1960s
The sixties, known as the "countercultural decade" in the United States and other Western countries, is noted for its counterculture. There was a revolution in social norms, including clothing, music (such as the Altamont Free Concert), drugs, dress, sexuality, formalities, civil rights, precepts of military duty, and schooling. Others denounce the decade as one of irresponsible excess, flamboyance, the decay of social order, and the fall or relaxation of social taboos. A wide range of music emerged; from popular music inspired by and including the Beatles (in the United States known as the British Invasion), the folk music revival, to the poetic lyrics of Bob Dylan. In the United States the Sixties were also called the "cultural decade" while in the United Kingdom (especially London) it was called the Swinging Sixties.
Quotes[edit]
- We were there during the legendary sixties, with visions and insights and lava lamps and black lights and sitar music and really dynamite home-grown weed that would get you high in only 178 tokes. We lit candles and sat around listening to John Lennon sing, with genuine passion in his voice, about how he was the egg man, and they were the egg men, and he was the walrus, and by God we knew exactly what he meant. That was the level of hipness that we attained, in My Generation. Oh sure, people tried to put us down, just because we got around. Our parents would come into our bedroom, where we were listening to the opening guitar lick of "Purple Haze" with the stereo cranked up loud enough to be audible on Mars (which is where Jimi Hendrix originated) and they'd hold their hands over their ears and make a face as though they were passing a kidney stone the size of a volleyball and they'd shout: "You call that music? That sounds like somebody strangling a cat. Our parents' idea of swinging music was Frank Sinatra snapping his fingers in front of sixty-seven guys who looked like your dentist playing the trombone. They were totally Out Of It, our parents. Hopeless. They were so square they though that people, other tan Maynard G. Krebs, actually used words like "square." As Bob Dylan, who as so hip that sometimes even he didn't understand what he meant, put it: "Something is happening here, and you don't know what it is, do you, Mr. Jones?" That was our parents: Mr. and Mrs. Jones. But not us. We defined hip. We set all kinds of world hipness records, and we were sure they'd never be broken.
- Dave Barry, Dave Barry Turns 40 (1990). New York: Crown Publishers, p. 57-58
- By the eighties, a lot of radio stations, realizing the size of the market out there, had started playing sixties music again. They called it "classic rock," because they knew we'd be upset if they came right out and called it what it is, namely "middle-aged-person-nostalgia-music." It's a very popular format now. You drive through a major urban area and push the "scan" button on your car radio, and you'll probably hear a dozen "classic rock" stations, ten of which will be playing "Doo-wah-diddy-diddy." (The other two will be playing commercials featuring "Doo-wah-diddy-diddy." We hear "classic rock" being played constantly in elevators, department stores, offices, churches, operating rooms, the space shuttle, etc. Almost every sixties group with at least one remaining non-dead member has reunited and bought new dentures and gone on tour, sometimes using special guitars equipped with walkers. And so, because we get to represent the world's largest summer horde, we get to hear Our Music all the time.

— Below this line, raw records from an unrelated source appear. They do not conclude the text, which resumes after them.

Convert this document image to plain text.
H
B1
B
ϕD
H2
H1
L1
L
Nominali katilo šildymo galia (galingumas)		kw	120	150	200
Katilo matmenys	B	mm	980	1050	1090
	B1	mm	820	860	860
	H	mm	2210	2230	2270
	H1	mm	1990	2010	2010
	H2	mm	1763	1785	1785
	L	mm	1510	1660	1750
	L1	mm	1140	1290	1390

We're wrapped in a snug, warm coccoon of sixtiesness, and we actually think that we're still With It. Whereas in fact we are nowhere near It. The light leaving from It right now will not reach us for several years.
- Dave Barry, Dave Barry Turns 40 (1990). New York: Crown Publishers, p. 59
- Another area in which my son makes me feel old is fashion. Especially hair fashion. I've always considered myself extremely liberal when it came to hair, because I remember how much I hated the ahir hassles I went through back in the sixties when I had long hair. I'd be walking past a clot of geezers who were sitting in front of a volunteer fire department, hoping somebody's house would catch fire so they could watch the trucks pull out, and one of them would inevitably look at me and say in a tone of voice suggesting that this was the cleverest and most original remark ever thought up by anybody with the possible exception of Mark Twain, "Hey, is that a BOY or a GIRL??" This awesome display of wit never failed to absolutely slay the other geezers, who'd laugh themselves into various stages of coronary seizure ("har har har har hack hack hack hack hawk hawk HAWK SPIT"), and I, being a Flower Child Peace Person in the Summer of Love, would give them the finger. But I would also vow to myself that no matter how old I got, I would never, ever, hassle anybody about his haircut. Of course, back then there was no such thing as "punk."

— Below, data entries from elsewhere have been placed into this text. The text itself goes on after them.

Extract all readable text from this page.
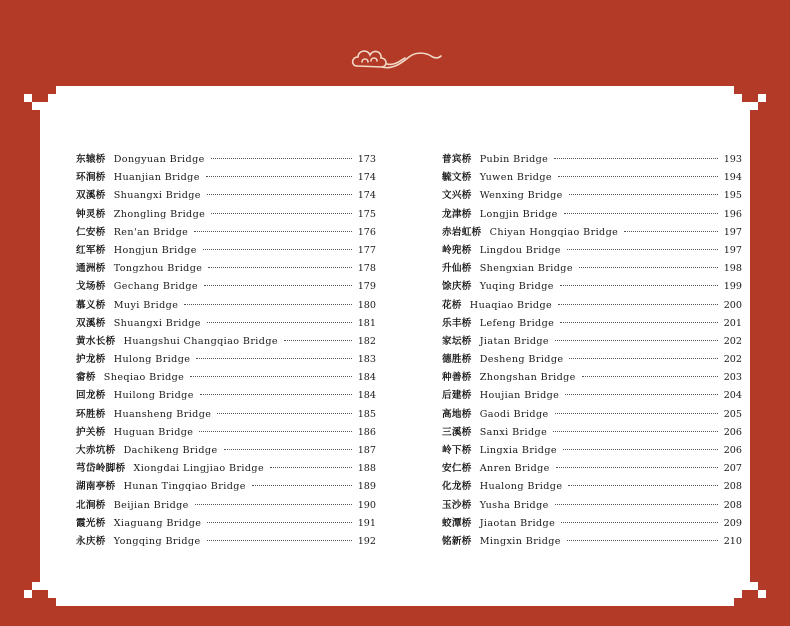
东辕桥 Dongyuan Bridge	173
环涧桥 Huanjian Bridge	174
双溪桥 Shuangxi Bridge	174
钟灵桥 Zhongling Bridge	175
仁安桥 Ren'an Bridge	176
红军桥 Hongjun Bridge	177
通洲桥 Tongzhou Bridge	178
戈场桥 Gechang Bridge	179
慕义桥 Muyi Bridge	180
双溪桥 Shuangxi Bridge	181
黄水长桥 Huangshui Changqiao Bridge	182
护龙桥 Hulong Bridge	183
畲桥 Sheqiao Bridge	184
回龙桥 Huilong Bridge	184
环胜桥 Huansheng Bridge	185
护关桥 Huguan Bridge	186
大赤坑桥 Dachikeng Bridge	187
芎岱岭脚桥 Xiongdai Lingjiao Bridge	188
湖南亭桥 Hunan Tingqiao Bridge	189
北涧桥 Beijian Bridge	190
霞光桥 Xiaguang Bridge	191
永庆桥 Yongqing Bridge	192
普宾桥 Pubin Bridge	193
毓文桥 Yuwen Bridge	194
文兴桥 Wenxing Bridge	195
龙津桥 Longjin Bridge	196
赤岩虹桥 Chiyan Hongqiao Bridge	197
岭兜桥 Lingdou Bridge	197
升仙桥 Shengxian Bridge	198
馀庆桥 Yuqing Bridge	199
花桥 Huaqiao Bridge	200
乐丰桥 Lefeng Bridge	201
家坛桥 Jiatan Bridge	202
德胜桥 Desheng Bridge	202
种善桥 Zhongshan Bridge	203
后建桥 Houjian Bridge	204
高地桥 Gaodi Bridge	205
三溪桥 Sanxi Bridge	206
岭下桥 Lingxia Bridge	206
安仁桥 Anren Bridge	207
化龙桥 Hualong Bridge	208
玉沙桥 Yusha Bridge	208
蛟潭桥 Jiaotan Bridge	209
铭新桥 Mingxin Bridge	210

- Dave Barry, Dave Barry Turns 40 (1990). New York: Crown Publishers, p. 61
- The current generation [1965] of students is unique and very different in outlook from its teachers. I am referring to the good students in the better colleges and universities, those to whom a liberal education is primarily directed and who are the objects of a training which presupposes the best possible material. These young people have never experienced the anxieties about simple physical well-being that their parents experienced during the depression. They have been raised in comfort and with the expectation of ever increasing comfort. Hence they are largely indifferent to it; they are not proud of having acquired it and have not occupied themselves with the petty and sometimes deforming concerns necessary to its acquisition. And, because they do not particularly care about it, they are more willing to give it up in the name of grand ideals; as a matter of fact, they are eager to do so in the hope of proving that they are not attached to it and are open to higher callings. In short, these students are a kind of democratic version of an aristocracy.

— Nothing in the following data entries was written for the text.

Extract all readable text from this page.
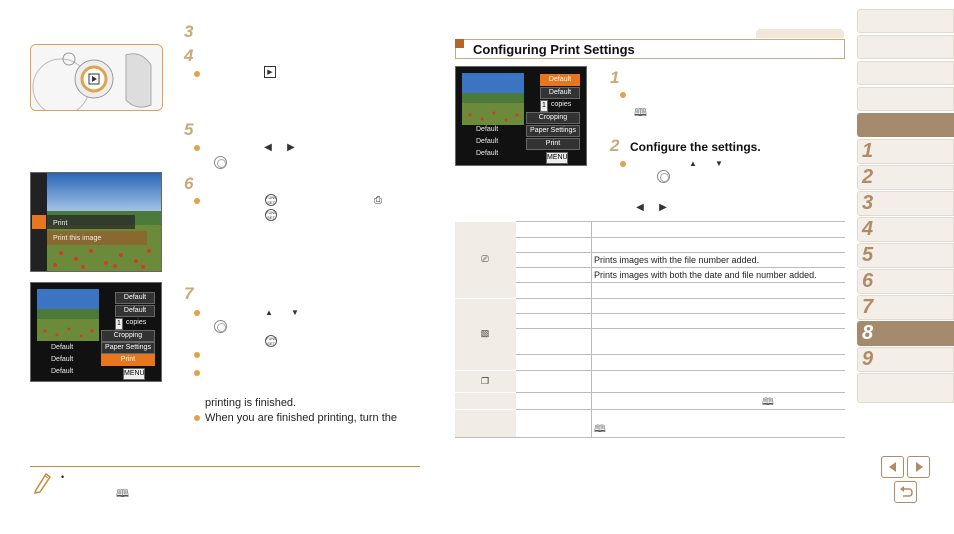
3
4
▶
5
◀ ▶
Print
Print this image
6
FUNC SET	⎙
FUNC SET
Default
Default
1 copies
Cropping
Paper Settings
Print
Default
Default
Default	MENU
7
▲ ▼
FUNC SET
printing is finished.
When you are finished printing, turn the
•
🕮
Configuring Print Settings
Default
Default
1 copies
Cropping
Paper Settings
Print
Default
Default
Default
MENU
1
🕮
2 Configure the settings.
▲ ▼
◀ ▶
⎚
▧
❐
Prints images with the file number added.
Prints images with both the date and file number added.
🕮
🕮
1
2
3
4
5
6
7
8
9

- Allan Bloom, The Closing of the American Mind (New York: 1988), p. 49
- In the early sixties that what was wanted was a liberal education to give such students the wherewithal to examine their lives and survey their potential. This was the one thing the universities were unequipped and unwilling to offer them. The students’ wandering and way-ward energies finally found a political outlet. By the mid-sixties universities were offering them every concession other than education, but appeasement failed and soon the whole experiment in excellence was washed away, leaving not a trace. The various liberations wasted that marvelous energy and tension, leaving the students’ souls exhausted and flaccid, capable of calculating, but not of passionate insight.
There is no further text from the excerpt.